メダカ胚にマイクロインジェクションを行う。


受講生の感想

  •  実験動物といえば、マウスやショウジョウバエ等が便利なのかなと思っていましたが、メダカの優れている点を聞き、メダカもこれらの有名な実験動物に匹敵するほど優れているのだなと感じました。マイクロインジェクションでフェノールレッドを卵に入れる作業は難しかったです。蛍光タンパク質といえばGFPだと思っていたけれど、YFPやRFPもあるというのは初めて知りました。細胞小器官をそれぞれ異なる色を発するようにしておくことで、それぞれの動きや、重ね合わせたときにどんな配置でこれらが並んでいるかなどが明確になるなと感じました。
  •  培養細胞の蛍光観察では、赤、黄、青の3色にきれいに発光した細胞小器官に驚きました。小胞体、ゴルジ体、ミトコンドリアはそれぞれたくさんあったのですが、どれも重なり合わずに存在していて、タンパク質の違いや機能の違いを感じました。メダカの胚に赤い色素を入れる実験では、とても細い針を使っていたのですが、刺し加減が難しく、プクッっと色素がたまった時はとても感動しました。メダカの受精卵の観察では、心臓や脾臓、血管中を流れる血球を見ることができ、とてもおもしろかったです。魚の心臓が、一心房一心室ということを実際目で見たのは初めてだったので、少し驚きました。
  •  動物細胞の構造を改めて確認し、それぞれの細胞小器官を黄色、赤色、青色で光らせることでおおまかな特徴を知ることができた。これらを重ね合わせた画像により、これらの小器官の全体像をとらえることができ勉強になった。モデル動物として研究室で飼われているメダカは、餌としてエビの幼生が与えられていたことに驚いた。顕微鏡で卵を観察した際に見られたメダカの目の大きさや心臓の動き、血液の流れなどを確認できたことが印象に残っている。小さな生き物の生命力を感じられた。
  •  細胞観察では蛍光の仕組みがとてもよくわかりました。蛍光の種類によって見ることができる細胞小器官も異なっており、今まで絵でしか見たことがなかったようなゴルジ体が見られたときはとても感動しました。メダカの観察も行い、赤い色素を打ち込んだメダカと打っていないメダカで光り方がかなり異なっており、驚きました。実際に卵に色素を打ちこむ作業も行ったが、とても楽しかった。私にはどこが卵の胚なのかわかりませんでしたが、チューターの方に転がしていただいて、胚の場所を知ることができました。

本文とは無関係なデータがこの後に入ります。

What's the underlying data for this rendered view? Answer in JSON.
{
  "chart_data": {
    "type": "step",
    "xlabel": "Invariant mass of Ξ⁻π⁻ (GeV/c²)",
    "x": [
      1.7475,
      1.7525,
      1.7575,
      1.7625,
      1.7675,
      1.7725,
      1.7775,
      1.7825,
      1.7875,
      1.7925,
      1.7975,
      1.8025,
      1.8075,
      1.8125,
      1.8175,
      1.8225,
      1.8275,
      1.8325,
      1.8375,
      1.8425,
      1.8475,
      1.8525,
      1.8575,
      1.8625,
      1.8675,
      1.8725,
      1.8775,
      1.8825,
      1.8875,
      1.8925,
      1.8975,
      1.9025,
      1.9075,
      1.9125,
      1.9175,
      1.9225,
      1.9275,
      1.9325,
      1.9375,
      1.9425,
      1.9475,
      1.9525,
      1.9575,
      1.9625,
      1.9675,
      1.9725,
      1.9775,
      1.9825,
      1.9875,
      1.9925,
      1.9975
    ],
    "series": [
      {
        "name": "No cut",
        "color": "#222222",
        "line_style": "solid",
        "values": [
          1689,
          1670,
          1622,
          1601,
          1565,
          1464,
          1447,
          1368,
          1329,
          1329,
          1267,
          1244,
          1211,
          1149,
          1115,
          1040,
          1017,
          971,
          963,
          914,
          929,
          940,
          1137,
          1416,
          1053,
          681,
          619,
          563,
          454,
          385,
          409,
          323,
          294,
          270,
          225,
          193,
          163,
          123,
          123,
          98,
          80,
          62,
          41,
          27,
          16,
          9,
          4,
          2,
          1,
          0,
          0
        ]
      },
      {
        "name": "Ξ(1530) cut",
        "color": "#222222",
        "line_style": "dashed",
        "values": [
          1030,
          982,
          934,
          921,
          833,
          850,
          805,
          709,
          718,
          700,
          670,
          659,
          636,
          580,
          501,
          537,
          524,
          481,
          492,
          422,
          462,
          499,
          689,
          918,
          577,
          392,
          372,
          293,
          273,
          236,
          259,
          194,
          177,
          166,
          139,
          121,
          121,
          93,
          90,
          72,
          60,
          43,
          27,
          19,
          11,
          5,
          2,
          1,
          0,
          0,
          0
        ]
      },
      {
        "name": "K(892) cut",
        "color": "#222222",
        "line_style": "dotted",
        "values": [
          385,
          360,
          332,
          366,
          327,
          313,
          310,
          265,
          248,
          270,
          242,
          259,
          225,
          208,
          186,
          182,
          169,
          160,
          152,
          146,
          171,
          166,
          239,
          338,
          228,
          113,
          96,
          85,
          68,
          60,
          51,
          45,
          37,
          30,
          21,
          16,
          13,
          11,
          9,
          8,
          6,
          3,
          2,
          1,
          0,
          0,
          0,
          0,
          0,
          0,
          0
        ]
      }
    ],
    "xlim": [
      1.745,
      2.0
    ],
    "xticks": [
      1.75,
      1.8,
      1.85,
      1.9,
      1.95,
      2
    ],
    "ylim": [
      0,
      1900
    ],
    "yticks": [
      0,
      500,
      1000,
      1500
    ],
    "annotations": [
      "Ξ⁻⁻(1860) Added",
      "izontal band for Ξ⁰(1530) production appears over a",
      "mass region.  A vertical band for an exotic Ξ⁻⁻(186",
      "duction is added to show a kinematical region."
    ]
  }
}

  •  蛍光タンパク質が存在する細胞を顕微鏡で観察した。タンパク質の種類ごとに発光する細胞小器官が異なっており、それらを重ね合わせた顕微鏡画像を見ると小器官の違いがよくわかり、とても興味深かった。またメダカの卵に色素を打ち込む実験がとても楽しかった。今日はたくさんの施設を見学させていただき、説明もしていただいたのですが、実験をするには下準備や同じことを何度もしなければならないことを知り、大変さが伝わってきた。
  •  蛍光タンパク質を用いて、小胞体、ミトコンドリア、ゴルジ体を別の色で見ることで、細胞の中の構造が詳しく見えて面白かった。実験室の器具も高校のものより一回りも二回りも大きくて凄かった。遺伝子操作したメダカが赤色や青色に光ることに驚いた。メダカの卵を顕微鏡で観察すると血液が流れている様子や心臓の動きが見れて、生きているということが実感できた。蛍光タンパク質も光る仕組みも理解できた。
  •  蛍光タンパク質を導入しメダカを蛍光観察する際、メダカの卵が自家蛍光を持つということを初めて知り、きちんとした知識がなければ実験しても正しい結果を知ることが出来ないと言うことが分かった。細胞の蛍光観察では、小胞体やミトコンドリアの様子が教科書で見るよりも理解しやすかった。
    導入した遺伝子を発現させる時、タンパク質をコードした部分だけでなくプロモーター配列の有無も考えなければならないと聞いて確かにそうだと思い、実験をするためにはいろいろなことを考えなければならないと思った。
  •  メダカの卵を実際に見たのは初めてだった。顕微鏡で観察すると、中にある血管の動きや心臓の動きまで見ることが出来、感動した。
    共焦点顕微鏡で細胞小器官の様子を観察した。小胞体の網目構造をこの目で確かめることが出来てよかった。